Run model: initiated calculations and should be selected once all settings are entered.
Color scheme: changes colors in the graphs once the model is run.
Number of decimal places: changes the number of decimals reported in the mean and standard error fields of the table layout.
Assume equal variances: This will force all standard errors to be similar across all groups; can be toggled if appropriate at your discretion.
Number of comparisons: This should be equal to 1
Number of bootstrap samples: This number determines the bootstrap sample; a larger number will give more accurate results but will take longer to compute.

All other parameters should not need to be changed under normal use.

Once all files are loaded and the desired settings entered into the program, press “Run model”

Your result will be presented in three tabs which can be selected from the top menu and consist of 3 graphs (Figures), 5 tables (Tables), and two datasets (Data subset, and Full dataset) where all computed and entered values can be viewed for quality control or troubleshooting. Figure 4 shows a typical output window.

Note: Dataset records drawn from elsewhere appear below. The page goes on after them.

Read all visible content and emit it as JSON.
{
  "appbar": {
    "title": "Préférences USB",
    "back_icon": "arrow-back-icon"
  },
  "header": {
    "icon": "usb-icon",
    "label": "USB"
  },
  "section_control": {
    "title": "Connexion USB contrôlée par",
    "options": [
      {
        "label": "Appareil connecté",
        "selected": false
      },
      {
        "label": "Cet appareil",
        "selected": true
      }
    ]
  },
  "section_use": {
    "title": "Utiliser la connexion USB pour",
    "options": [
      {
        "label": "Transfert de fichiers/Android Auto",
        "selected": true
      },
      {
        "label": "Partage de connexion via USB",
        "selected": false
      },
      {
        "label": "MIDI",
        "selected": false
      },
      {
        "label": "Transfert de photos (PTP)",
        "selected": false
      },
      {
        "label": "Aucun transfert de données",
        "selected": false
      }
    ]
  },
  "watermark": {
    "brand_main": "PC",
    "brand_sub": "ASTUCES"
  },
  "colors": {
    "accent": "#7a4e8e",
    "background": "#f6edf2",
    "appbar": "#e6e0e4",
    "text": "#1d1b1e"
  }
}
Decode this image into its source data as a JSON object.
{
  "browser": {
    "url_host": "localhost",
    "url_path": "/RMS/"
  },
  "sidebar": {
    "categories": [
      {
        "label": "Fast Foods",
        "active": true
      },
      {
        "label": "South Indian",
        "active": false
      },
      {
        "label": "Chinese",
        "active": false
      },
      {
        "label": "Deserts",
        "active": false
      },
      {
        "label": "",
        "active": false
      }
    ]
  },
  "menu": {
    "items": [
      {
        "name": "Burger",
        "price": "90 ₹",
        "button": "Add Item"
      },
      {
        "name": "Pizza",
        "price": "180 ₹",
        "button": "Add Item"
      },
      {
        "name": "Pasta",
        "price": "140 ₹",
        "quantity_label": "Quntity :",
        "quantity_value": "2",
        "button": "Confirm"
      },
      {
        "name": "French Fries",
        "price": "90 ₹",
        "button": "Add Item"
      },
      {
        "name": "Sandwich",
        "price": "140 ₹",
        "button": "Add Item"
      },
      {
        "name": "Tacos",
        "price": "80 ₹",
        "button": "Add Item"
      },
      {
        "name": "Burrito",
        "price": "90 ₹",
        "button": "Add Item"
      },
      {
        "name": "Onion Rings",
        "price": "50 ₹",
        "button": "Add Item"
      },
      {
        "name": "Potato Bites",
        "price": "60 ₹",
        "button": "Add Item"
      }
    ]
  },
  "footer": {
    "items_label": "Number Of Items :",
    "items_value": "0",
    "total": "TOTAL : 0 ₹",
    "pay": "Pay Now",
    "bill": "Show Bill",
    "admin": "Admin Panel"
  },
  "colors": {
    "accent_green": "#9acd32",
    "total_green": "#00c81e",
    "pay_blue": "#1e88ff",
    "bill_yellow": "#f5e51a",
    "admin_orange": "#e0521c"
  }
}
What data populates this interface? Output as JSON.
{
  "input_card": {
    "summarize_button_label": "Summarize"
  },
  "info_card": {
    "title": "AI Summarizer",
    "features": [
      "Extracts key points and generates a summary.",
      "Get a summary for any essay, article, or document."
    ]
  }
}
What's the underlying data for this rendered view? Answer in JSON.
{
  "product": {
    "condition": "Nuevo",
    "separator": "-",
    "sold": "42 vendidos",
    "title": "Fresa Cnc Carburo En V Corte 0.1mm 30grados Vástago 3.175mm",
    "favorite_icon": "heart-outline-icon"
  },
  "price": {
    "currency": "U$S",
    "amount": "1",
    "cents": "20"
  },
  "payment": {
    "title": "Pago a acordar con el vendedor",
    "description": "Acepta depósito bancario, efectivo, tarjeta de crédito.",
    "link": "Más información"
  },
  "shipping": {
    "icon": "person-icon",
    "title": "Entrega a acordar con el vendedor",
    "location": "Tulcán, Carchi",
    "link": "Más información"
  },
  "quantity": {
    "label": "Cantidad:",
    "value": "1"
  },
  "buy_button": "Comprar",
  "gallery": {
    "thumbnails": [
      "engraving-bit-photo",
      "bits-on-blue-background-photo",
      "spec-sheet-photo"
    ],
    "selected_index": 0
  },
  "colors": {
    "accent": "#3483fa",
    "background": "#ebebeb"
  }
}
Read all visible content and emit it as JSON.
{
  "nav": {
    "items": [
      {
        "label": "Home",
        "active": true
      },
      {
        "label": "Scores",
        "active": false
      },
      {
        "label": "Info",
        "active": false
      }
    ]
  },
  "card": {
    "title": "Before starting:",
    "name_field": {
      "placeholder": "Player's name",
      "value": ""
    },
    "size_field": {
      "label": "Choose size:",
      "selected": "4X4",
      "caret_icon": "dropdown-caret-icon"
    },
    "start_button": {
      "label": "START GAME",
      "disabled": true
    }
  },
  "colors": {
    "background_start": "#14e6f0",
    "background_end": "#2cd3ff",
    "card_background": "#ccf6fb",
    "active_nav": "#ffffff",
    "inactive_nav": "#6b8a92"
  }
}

  • Note: the default unit on the graphs is ng mL-1; this can currently not be changed but also does not affect any calculation. As noted before, the entered values for 8-iso-PGF2α and PGF2α need to be in the same unit for the program to provide accurate results.
  • Best practice is to generate one data file with all values and then run the model for each comparison desired.
Figure 4. Typical output window
Figure 4. Typical output window

Common Error Messages

Replacement has length zero: Group entered for comparison has no values or label associated with it.
Infinite or missing values in 'x’: Bootstrap sample is too large due to small sample size; reduce bootstrap sample number.